Item 7.  Financial Statements and Exhibits
         ---------------------------------

                  Exhibit Number                      Description
                  --------------                      -----------

         Exhibit 16                      Letter from PricewaterhouseCoopers to
                                         the Securities and Exchange Commission
                                         pursuant to Item 304(a)(3) of
                                         Regulation S-K.




                                       3
<PAGE>

                                   SIGNATURES


         Pursuant to the requirements of the Securities Exchange Act of 1934,
the Registrant has duly caused this report to be signed on its behalf by the
undersigned hereunto duly authorized.

                                        CLEARCOMM, L.P.

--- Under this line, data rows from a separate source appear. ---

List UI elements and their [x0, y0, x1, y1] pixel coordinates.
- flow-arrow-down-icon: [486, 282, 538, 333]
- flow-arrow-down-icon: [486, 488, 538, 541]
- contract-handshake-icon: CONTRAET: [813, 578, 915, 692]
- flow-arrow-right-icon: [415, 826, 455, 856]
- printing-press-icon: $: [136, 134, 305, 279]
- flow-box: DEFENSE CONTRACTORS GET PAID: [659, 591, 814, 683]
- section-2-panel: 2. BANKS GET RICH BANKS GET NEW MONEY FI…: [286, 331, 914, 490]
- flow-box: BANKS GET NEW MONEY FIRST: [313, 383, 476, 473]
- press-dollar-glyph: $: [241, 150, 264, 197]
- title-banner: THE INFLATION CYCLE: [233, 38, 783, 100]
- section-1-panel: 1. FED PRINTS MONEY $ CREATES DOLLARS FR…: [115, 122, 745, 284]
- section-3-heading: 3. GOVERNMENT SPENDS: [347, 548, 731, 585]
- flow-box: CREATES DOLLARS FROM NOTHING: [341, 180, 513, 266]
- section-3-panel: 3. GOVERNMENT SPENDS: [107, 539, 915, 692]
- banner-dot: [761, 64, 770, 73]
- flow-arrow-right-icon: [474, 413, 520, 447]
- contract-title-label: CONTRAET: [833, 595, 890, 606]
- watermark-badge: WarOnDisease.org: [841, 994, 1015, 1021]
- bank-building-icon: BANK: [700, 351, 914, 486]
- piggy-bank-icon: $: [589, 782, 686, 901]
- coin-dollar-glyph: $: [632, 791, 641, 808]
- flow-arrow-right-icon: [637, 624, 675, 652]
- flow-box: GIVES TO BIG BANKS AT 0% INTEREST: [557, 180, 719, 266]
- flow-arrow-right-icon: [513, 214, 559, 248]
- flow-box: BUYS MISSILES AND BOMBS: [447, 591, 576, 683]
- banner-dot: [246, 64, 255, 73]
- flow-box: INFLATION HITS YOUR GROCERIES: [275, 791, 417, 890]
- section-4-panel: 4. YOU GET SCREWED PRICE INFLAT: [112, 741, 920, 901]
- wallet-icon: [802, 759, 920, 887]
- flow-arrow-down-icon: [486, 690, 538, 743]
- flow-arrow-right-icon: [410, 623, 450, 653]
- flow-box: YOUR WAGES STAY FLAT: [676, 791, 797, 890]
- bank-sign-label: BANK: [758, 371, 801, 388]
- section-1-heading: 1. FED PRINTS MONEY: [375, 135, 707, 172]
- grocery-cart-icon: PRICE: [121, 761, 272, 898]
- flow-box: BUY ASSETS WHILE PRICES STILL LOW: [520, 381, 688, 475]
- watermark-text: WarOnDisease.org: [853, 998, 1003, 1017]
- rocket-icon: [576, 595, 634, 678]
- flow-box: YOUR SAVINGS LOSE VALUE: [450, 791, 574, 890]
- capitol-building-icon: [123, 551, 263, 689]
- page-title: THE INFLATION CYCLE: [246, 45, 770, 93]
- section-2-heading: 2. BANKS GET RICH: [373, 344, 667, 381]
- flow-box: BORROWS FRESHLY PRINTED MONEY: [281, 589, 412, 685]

                                        By:  SuperTel Communications Corp.
                                             General Partner



                                             By: /s/ Javier Lamoso
                                                 ------------------------------
                                                 Name:  Javier Lamoso
                                                 Title: President


Dated:  May 1, 2000


                                       4


                                                                      Exhibit 16



May 1, 2000



Securities and Exchange Commission
450 Fifth Street, N.W.
Washington, D.C.  20549

Commissioners:

We have read the statements made by ClearComm, L.P. ("ClearComm") (copy
attached) which we understand will be filed with the Commission, pursuant to
Item 4 of Form 8-K, as part of ClearComm's Form 8-K report dated May 1, 2000. We
agree with the statements concerning our Firm in such Form 8-K.